A doença de Parkinson (DP) é a segunda doença neurodegenerativa mais comum a nível mundial, afetando em Portugal cerca de 18.000 pessoas a partir da 6ª década de vida. Surgindo principalmente entre os 50 e os 80 anos, nas últimas décadas, com o aumento da esperança média de vida da população, temos assistido ao crescimento da sua prevalência.

A DP é uma patologia ainda incurável, na qual o controlo dos movimentos é afetado pela diminuição da produção do neurotransmissor dopamina, consequente de um processo de degeneração cerebral. As intervenções terapêuticas atualmente disponíveis melhoram apenas os sintomas, sobretudo os motores. Têm sido propostas terapêuticas neuroprotetoras que poderão revelar-se vantajosas nas fases iniciais da doença, retardando ou impedindo o processo neurodegenerativo e a sintomatologia debilitante associada, de importância acrescida numa doença de progressão lenta e crónica.
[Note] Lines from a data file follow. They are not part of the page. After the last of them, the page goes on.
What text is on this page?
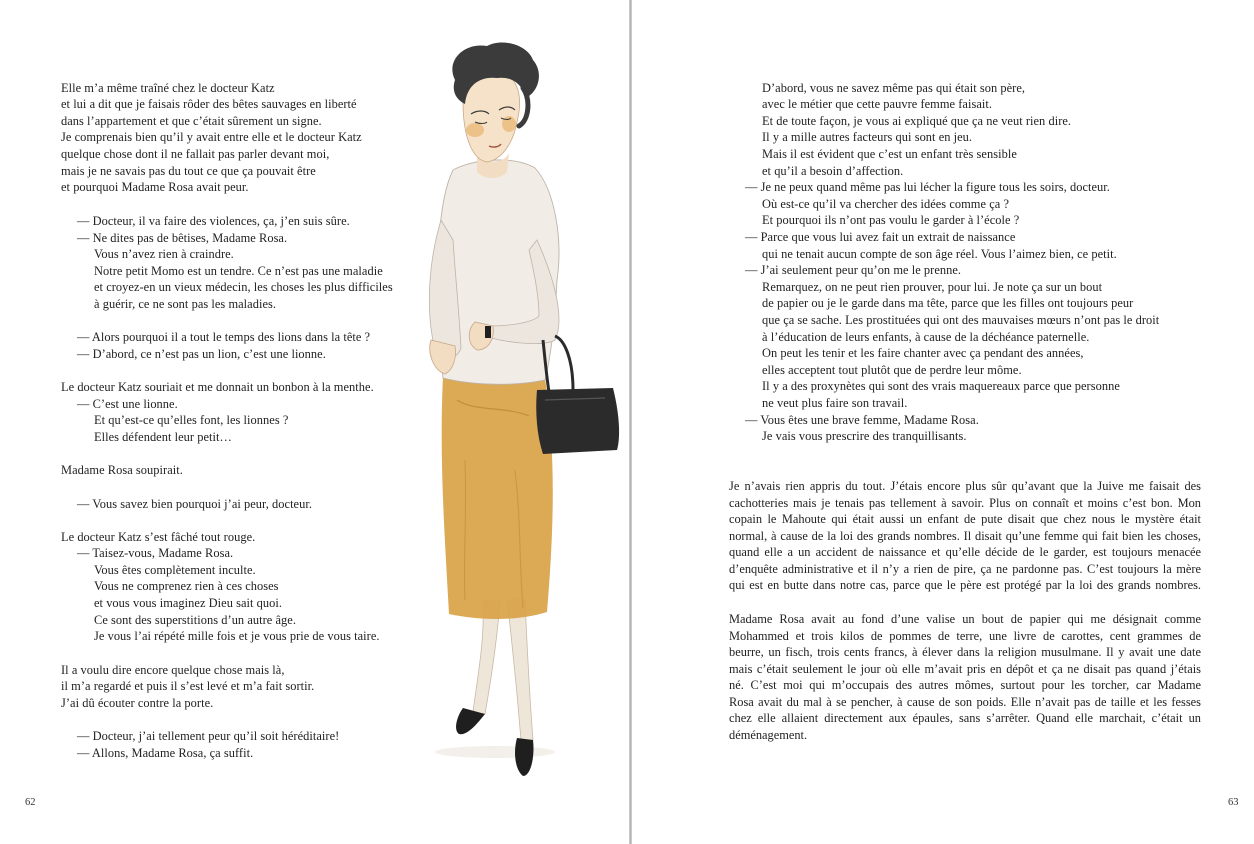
Elle m’a même traîné chez le docteur Katz
et lui a dit que je faisais rôder des bêtes sauvages en liberté
dans l’appartement et que c’était sûrement un signe.
Je comprenais bien qu’il y avait entre elle et le docteur Katz
quelque chose dont il ne fallait pas parler devant moi,
mais je ne savais pas du tout ce que ça pouvait être
et pourquoi Madame Rosa avait peur.
— Docteur, il va faire des violences, ça, j’en suis sûre.
— Ne dites pas de bêtises, Madame Rosa.
Vous n’avez rien à craindre.
Notre petit Momo est un tendre. Ce n’est pas une maladie
et croyez-en un vieux médecin, les choses les plus difficiles
à guérir, ce ne sont pas les maladies.
— Alors pourquoi il a tout le temps des lions dans la tête ?
— D’abord, ce n’est pas un lion, c’est une lionne.
Le docteur Katz souriait et me donnait un bonbon à la menthe.
— C’est une lionne.
Et qu’est-ce qu’elles font, les lionnes ?
Elles défendent leur petit…
Madame Rosa soupirait.
— Vous savez bien pourquoi j’ai peur, docteur.
Le docteur Katz s’est fâché tout rouge.
— Taisez-vous, Madame Rosa.
Vous êtes complètement inculte.
Vous ne comprenez rien à ces choses
et vous vous imaginez Dieu sait quoi.
Ce sont des superstitions d’un autre âge.
Je vous l’ai répété mille fois et je vous prie de vous taire.
Il a voulu dire encore quelque chose mais là,
il m’a regardé et puis il s’est levé et m’a fait sortir.
J’ai dû écouter contre la porte.
— Docteur, j’ai tellement peur qu’il soit héréditaire!
— Allons, Madame Rosa, ça suffit.
62
D’abord, vous ne savez même pas qui était son père,
avec le métier que cette pauvre femme faisait.
Et de toute façon, je vous ai expliqué que ça ne veut rien dire.
Il y a mille autres facteurs qui sont en jeu.
Mais il est évident que c’est un enfant très sensible
et qu’il a besoin d’affection.
— Je ne peux quand même pas lui lécher la figure tous les soirs, docteur.
Où est-ce qu’il va chercher des idées comme ça ?
Et pourquoi ils n’ont pas voulu le garder à l’école ?
— Parce que vous lui avez fait un extrait de naissance
qui ne tenait aucun compte de son âge réel. Vous l’aimez bien, ce petit.
— J’ai seulement peur qu’on me le prenne.
Remarquez, on ne peut rien prouver, pour lui. Je note ça sur un bout
de papier ou je le garde dans ma tête, parce que les filles ont toujours peur
que ça se sache. Les prostituées qui ont des mauvaises mœurs n’ont pas le droit
à l’éducation de leurs enfants, à cause de la déchéance paternelle.
On peut les tenir et les faire chanter avec ça pendant des années,
elles acceptent tout plutôt que de perdre leur môme.
Il y a des proxynètes qui sont des vrais maquereaux parce que personne
ne veut plus faire son travail.
— Vous êtes une brave femme, Madame Rosa.
Je vais vous prescrire des tranquillisants.
63
Je n’avais rien appris du tout. J’étais encore plus sûr qu’avant que la Juive me faisait des
cachotteries mais je tenais pas tellement à savoir. Plus on connaît et moins c’est bon. Mon
copain le Mahoute qui était aussi un enfant de pute disait que chez nous le mystère était
normal, à cause de la loi des grands nombres. Il disait qu’une femme qui fait bien les choses,
quand elle a un accident de naissance et qu’elle décide de le garder, est toujours menacée
d’enquête administrative et il n’y a rien de pire, ça ne pardonne pas. C’est toujours la mère
qui est en butte dans notre cas, parce que le père est protégé par la loi des grands nombres.
Madame Rosa avait au fond d’une valise un bout de papier qui me désignait comme
Mohammed et trois kilos de pommes de terre, une livre de carottes, cent grammes de
beurre, un fisch, trois cents francs, à élever dans la religion musulmane. Il y avait une date
mais c’était seulement le jour où elle m’avait pris en dépôt et ça ne disait pas quand j’étais
né. C’est moi qui m’occupais des autres mômes, surtout pour les torcher, car Madame
Rosa avait du mal à se pencher, à cause de son poids. Elle n’avait pas de taille et les fesses
chez elle allaient directement aux épaules, sans s’arrêter. Quand elle marchait, c’était un
déménagement.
Aumentar os níveis celulares de nicotinamida adenina dinucleotídeo (NAD), que tendencialmente diminuem com a idade, tem sido apontada como uma estratégia para prevenir a neurodegeneração associada ao envelhecimento. O NAD é essencial à atividade de enzimas envolvidas em reações redox do metabolismo energético celular, tendo a sua forma oxidada (NAD+) um papel crítico em processos relacionados com a manutenção da integridade do ADN. A sua reposição poderá ter um papel protetor na disfunção mitocondrial, na neuroinflamação, na desregulação epigenómica e no aumento de danos no ADN neuronal, processos major envolvidos na patogénese da DP. A reposição celular de NAD pode ser realizada através da suplementação oral com o seu precursor biossintético, e derivado da vitamina B3, a nicotinamida ribosídeo (NR), que demonstrou ter efeitos neuroprotetores na DP em ensaios pré-clínicos e ser segura em adultos saudáveis.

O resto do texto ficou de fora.